The third factor is global financial instability. Since a major reshuffling in the U.S. Treasury market in April, concerns about U.S. fiscal sustainability—exacerbated by credit rating downgrades and tax cut debates—have fueled a worldwide reassessment of sovereign debt risk.
The fourth factor is structural changes in supply and demand. On the supply side, Japan’s Ministry of Finance has gradually shifted toward issuing longer-maturity bonds. Meanwhile, demand has weakened: the Bank of Japan has scaled back its massive bond purchases under its policy normalization efforts, reducing a major source of demand.
Among institutional buyers, life insurers traditionally invest in long-term bonds to match their long-term liabilities. However, a regulatory transition taking place from fiscal 2020 through 2023 forced these insurers to accumulate large amounts of long-term bonds. With the new rules now in effect as of this fiscal year, that buying pressure has largely subsided.
This shift in demand is having notable consequences. While the government holds significant volumes of super-long-term bonds, rising yields mean falling prices. As of the end of March, 13 state-affiliated institutions reported unrealized losses totaling 16.8 trillion yen on their bond holdings. Bonds issued 10 years ago with 40-year maturities have fallen to below half their original price.
Although these are only paper losses for now, they could materialize if the bonds are sold. The concern is that such losses may prompt some investors to sell preemptively to avoid further declines. However, insurers and other long-term holders are generally required to maintain assets that match their liabilities, limiting their ability to offload holdings freely.

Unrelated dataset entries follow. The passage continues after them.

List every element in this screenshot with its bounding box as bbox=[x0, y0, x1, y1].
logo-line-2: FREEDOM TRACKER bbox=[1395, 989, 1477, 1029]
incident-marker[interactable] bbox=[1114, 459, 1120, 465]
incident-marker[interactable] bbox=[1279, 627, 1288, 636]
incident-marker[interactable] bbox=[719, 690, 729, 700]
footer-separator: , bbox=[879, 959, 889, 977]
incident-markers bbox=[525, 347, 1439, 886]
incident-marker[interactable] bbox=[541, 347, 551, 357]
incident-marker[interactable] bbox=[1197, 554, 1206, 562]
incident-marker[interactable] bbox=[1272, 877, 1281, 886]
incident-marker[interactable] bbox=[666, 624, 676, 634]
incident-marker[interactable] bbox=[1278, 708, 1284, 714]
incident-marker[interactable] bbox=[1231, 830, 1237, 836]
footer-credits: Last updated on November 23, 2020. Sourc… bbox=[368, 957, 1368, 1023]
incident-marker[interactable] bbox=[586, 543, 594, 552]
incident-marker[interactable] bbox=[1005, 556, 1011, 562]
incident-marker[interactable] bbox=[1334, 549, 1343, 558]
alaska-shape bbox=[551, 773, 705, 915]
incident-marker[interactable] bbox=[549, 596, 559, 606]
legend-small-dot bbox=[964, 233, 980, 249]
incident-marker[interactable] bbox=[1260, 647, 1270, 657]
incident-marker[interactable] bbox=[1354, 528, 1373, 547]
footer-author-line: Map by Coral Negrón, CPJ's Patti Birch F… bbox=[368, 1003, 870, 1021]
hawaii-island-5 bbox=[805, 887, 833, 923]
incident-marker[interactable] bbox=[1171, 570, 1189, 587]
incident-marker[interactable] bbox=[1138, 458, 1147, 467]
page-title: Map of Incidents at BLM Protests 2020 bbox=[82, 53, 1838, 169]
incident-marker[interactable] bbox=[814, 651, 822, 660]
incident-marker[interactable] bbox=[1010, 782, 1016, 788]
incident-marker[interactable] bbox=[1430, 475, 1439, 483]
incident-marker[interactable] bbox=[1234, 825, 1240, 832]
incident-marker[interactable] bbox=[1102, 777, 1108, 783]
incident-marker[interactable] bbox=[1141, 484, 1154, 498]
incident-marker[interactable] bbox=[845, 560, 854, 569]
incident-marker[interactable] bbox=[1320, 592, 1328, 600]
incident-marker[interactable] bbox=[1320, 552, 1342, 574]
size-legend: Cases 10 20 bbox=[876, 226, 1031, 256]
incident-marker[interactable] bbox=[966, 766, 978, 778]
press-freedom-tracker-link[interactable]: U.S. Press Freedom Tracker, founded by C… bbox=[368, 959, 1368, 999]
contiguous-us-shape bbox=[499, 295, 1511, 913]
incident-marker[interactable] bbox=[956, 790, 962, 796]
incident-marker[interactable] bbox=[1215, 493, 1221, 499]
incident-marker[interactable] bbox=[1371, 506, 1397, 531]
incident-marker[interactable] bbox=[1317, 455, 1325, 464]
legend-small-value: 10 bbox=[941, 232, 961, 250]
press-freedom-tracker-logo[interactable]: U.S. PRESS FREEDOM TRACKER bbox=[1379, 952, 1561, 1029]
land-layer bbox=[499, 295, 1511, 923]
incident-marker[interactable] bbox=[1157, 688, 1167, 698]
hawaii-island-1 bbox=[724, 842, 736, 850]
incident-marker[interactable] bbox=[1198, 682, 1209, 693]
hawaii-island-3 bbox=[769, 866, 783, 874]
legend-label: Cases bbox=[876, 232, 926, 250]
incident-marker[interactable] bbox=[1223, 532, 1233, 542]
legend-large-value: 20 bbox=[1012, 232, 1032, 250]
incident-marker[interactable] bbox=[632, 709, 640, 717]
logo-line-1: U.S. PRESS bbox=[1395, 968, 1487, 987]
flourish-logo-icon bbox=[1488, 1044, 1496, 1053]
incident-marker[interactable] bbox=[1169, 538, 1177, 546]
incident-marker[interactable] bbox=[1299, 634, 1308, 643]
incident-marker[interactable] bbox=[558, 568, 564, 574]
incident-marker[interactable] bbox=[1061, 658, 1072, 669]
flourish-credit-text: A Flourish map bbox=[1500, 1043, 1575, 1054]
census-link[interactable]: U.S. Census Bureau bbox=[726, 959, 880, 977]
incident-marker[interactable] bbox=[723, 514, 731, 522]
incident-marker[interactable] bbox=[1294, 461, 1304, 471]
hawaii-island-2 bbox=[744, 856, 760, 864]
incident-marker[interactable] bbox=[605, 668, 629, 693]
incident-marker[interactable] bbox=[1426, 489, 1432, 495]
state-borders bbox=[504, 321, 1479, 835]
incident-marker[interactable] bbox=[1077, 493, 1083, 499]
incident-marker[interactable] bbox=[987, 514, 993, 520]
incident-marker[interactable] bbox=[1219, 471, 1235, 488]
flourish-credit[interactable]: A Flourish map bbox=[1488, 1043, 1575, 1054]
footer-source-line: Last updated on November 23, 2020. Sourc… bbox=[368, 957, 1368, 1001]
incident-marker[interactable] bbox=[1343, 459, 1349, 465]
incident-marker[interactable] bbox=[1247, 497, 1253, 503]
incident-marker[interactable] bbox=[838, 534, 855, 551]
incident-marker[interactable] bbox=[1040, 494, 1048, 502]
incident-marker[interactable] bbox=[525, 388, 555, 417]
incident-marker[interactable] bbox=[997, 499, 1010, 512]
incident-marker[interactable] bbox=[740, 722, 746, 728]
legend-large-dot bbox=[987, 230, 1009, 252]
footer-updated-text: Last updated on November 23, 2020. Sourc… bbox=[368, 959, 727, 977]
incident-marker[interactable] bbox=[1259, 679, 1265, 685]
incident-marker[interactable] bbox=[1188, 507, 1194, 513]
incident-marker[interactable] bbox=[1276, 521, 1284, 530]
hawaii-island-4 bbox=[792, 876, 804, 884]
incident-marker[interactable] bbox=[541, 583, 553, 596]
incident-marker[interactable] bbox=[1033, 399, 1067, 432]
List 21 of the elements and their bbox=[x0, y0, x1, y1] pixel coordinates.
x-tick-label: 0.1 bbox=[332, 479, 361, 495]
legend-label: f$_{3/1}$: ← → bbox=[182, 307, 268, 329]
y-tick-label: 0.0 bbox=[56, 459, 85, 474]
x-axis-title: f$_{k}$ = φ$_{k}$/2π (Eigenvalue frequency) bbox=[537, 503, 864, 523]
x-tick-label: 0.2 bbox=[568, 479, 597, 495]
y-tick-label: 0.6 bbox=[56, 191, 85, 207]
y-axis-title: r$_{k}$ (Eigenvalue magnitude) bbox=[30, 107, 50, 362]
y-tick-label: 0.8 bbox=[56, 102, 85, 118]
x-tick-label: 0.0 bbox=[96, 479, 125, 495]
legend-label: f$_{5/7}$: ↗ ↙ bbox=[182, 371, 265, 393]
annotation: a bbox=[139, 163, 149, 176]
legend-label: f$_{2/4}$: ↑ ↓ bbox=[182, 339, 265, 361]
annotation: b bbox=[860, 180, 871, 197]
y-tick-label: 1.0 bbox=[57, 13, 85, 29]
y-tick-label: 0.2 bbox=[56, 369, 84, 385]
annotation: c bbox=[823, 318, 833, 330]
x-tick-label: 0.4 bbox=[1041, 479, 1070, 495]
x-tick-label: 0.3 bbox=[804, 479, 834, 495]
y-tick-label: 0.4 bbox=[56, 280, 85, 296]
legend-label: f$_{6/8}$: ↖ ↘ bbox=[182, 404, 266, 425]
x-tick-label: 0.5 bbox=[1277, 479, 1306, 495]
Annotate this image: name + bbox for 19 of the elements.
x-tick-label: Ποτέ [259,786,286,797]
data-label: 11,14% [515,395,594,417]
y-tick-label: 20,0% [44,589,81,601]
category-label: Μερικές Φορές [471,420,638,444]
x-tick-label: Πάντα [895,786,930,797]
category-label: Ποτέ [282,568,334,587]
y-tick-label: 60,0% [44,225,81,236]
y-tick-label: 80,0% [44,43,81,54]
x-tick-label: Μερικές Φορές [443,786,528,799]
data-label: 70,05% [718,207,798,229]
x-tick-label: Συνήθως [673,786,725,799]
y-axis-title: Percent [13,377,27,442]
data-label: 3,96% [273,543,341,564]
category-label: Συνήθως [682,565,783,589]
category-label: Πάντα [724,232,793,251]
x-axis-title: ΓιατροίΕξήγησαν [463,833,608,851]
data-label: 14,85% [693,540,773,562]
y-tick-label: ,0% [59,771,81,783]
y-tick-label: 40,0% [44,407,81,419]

In the longer run, rising yields may enhance the appeal of insurance products that offer stable returns, thereby bringing capital back into the super-long bond market and stabilizing demand.
Amid these shifts, foreign investors have emerged as a dominant force. Recent data show that foreign buyers have been purchasing more than 2 trillion yen worth of Japanese government bonds in some months—an unprecedented pace. The Japan Bond Market now faces a new dynamic in which the global investment community is playing an increasingly decisive role in shaping domestic interest rate trends.